The project involves data extraction, cleaning, and analysis of at least two datasets, in conjunction with the academic lead who will do the same for at least one other dataset. The main tasks are as follows:

  • Cleaning the datasets.
  • Descriptive analysis.
  • Multivariate analysis.
  • Writing the academic outputs.
  • Presenting the findings at conferences and workshops, including to practioners (HR professionals, policy makers)

Beyond the internship, there will be voluntary opportunities for further outputs (e.g., blog posts) and presentations (subject to supervisor approval).

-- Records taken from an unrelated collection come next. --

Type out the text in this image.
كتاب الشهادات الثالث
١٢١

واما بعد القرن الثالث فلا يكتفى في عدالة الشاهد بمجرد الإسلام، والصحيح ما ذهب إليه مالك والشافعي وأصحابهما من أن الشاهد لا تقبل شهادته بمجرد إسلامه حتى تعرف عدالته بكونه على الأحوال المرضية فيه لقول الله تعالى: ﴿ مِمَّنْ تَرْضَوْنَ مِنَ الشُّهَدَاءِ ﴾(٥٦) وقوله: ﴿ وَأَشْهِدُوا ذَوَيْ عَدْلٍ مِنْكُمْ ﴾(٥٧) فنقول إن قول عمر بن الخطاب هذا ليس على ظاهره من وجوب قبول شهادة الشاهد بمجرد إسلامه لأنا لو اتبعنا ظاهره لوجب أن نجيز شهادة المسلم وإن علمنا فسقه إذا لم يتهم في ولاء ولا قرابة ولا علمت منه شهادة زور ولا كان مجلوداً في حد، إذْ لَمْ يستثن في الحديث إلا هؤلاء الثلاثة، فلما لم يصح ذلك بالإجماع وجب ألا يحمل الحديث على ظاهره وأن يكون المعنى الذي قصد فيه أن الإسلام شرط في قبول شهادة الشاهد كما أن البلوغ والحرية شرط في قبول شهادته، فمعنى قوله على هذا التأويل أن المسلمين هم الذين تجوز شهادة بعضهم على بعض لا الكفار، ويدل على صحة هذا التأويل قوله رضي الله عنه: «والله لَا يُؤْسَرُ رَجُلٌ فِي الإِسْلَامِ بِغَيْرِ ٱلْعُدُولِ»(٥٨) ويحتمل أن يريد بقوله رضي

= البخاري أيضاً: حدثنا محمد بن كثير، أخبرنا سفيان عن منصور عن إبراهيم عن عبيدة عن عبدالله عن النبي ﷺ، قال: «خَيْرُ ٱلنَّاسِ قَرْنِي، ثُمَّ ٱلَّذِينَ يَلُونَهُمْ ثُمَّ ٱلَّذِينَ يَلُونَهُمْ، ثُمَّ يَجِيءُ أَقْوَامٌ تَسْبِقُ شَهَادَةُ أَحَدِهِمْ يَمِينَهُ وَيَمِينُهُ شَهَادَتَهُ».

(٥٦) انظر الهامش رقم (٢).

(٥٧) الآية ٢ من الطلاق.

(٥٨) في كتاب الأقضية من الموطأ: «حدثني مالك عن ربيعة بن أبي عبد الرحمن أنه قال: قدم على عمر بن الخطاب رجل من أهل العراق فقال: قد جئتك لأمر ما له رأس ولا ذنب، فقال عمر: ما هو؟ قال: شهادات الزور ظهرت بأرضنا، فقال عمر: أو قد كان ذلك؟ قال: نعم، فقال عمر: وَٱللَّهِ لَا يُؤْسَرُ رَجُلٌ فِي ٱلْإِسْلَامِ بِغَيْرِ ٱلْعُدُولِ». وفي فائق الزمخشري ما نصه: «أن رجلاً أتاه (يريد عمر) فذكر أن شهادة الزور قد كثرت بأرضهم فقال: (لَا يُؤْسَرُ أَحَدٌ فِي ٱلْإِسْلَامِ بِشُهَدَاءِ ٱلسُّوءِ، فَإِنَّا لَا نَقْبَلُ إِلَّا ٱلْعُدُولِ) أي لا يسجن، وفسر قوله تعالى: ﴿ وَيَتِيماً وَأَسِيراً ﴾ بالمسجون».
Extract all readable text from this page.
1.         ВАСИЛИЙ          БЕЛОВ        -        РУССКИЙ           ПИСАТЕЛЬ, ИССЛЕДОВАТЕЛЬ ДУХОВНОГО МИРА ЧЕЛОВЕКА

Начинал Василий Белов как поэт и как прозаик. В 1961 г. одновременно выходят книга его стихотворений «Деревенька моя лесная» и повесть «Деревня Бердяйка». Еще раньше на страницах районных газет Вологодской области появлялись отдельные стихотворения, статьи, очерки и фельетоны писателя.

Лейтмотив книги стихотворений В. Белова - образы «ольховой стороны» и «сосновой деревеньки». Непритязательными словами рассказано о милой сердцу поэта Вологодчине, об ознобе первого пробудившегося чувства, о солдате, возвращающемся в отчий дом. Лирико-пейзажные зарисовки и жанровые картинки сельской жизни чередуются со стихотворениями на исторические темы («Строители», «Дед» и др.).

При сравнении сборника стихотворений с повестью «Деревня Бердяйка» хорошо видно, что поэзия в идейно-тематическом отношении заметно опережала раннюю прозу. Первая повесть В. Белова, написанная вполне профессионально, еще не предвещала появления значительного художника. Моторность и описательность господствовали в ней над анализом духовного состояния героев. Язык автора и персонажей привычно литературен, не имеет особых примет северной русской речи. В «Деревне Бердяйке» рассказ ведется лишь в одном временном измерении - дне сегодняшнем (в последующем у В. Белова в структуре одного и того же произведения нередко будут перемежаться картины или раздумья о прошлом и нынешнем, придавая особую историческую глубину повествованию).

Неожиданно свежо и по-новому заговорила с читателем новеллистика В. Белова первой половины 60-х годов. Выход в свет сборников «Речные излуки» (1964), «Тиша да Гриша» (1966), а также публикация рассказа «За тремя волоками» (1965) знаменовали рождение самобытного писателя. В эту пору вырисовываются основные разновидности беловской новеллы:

To get a better understanding of the research area, read the following articles provide a good introduction:

  • Laurison, D. and Friedman, S. 2016. The Class Pay Gap in Higher Professional and Managerial Occupations. American Sociological Review 81(4), pp. 668–695. doi: https://doi.org/10.1177/0003122416653602.
  • Williams, M., Gifford, J. and Koumenta, M. 2025. Social Class Origin and Job Quality Among Higher Managerial and Professional Occupations in the United Kingdom. Sociology (forthcoming). doi: https://doi.org/10.1177/00380385251339592.
Anticipated Benefits for the Student

Through this internship, the student will develop the following doctoral-level research and transferable skills:

  • Possibly broader knowledge of an adjacent quantitative field.
  • Working with a new academic, as a part of a wider community in the Centre for Research in Equality and Diversity and the School of Business and Management at Queen Mary University of London.
  • An academic publication in a world-leading social science or human resource management journal.
  • Gain knowledge of a new and flexible surveys, which can be used to investigate many other research questions, especially in relation to work and employment.
Skills, Experience and Knowledge Requirements

Essential Requirements:

  • Interest in the subject matter.
  • Studying for a PhD using of quantitative methods (e.g., regression analysis).
  • Experience of managing large-scale datasets, especially survey data.

Desirable Requirements:

  • Proficient in the statistical software packages Stata or R.
  • Researching socio-economic background, or other ascribed characteristics (e.g., sex, ethnicity, disability) in relation to labour market outcomes (e.g., jobs, wages, etc.).
  • Ability to write and present for a practitioner audience.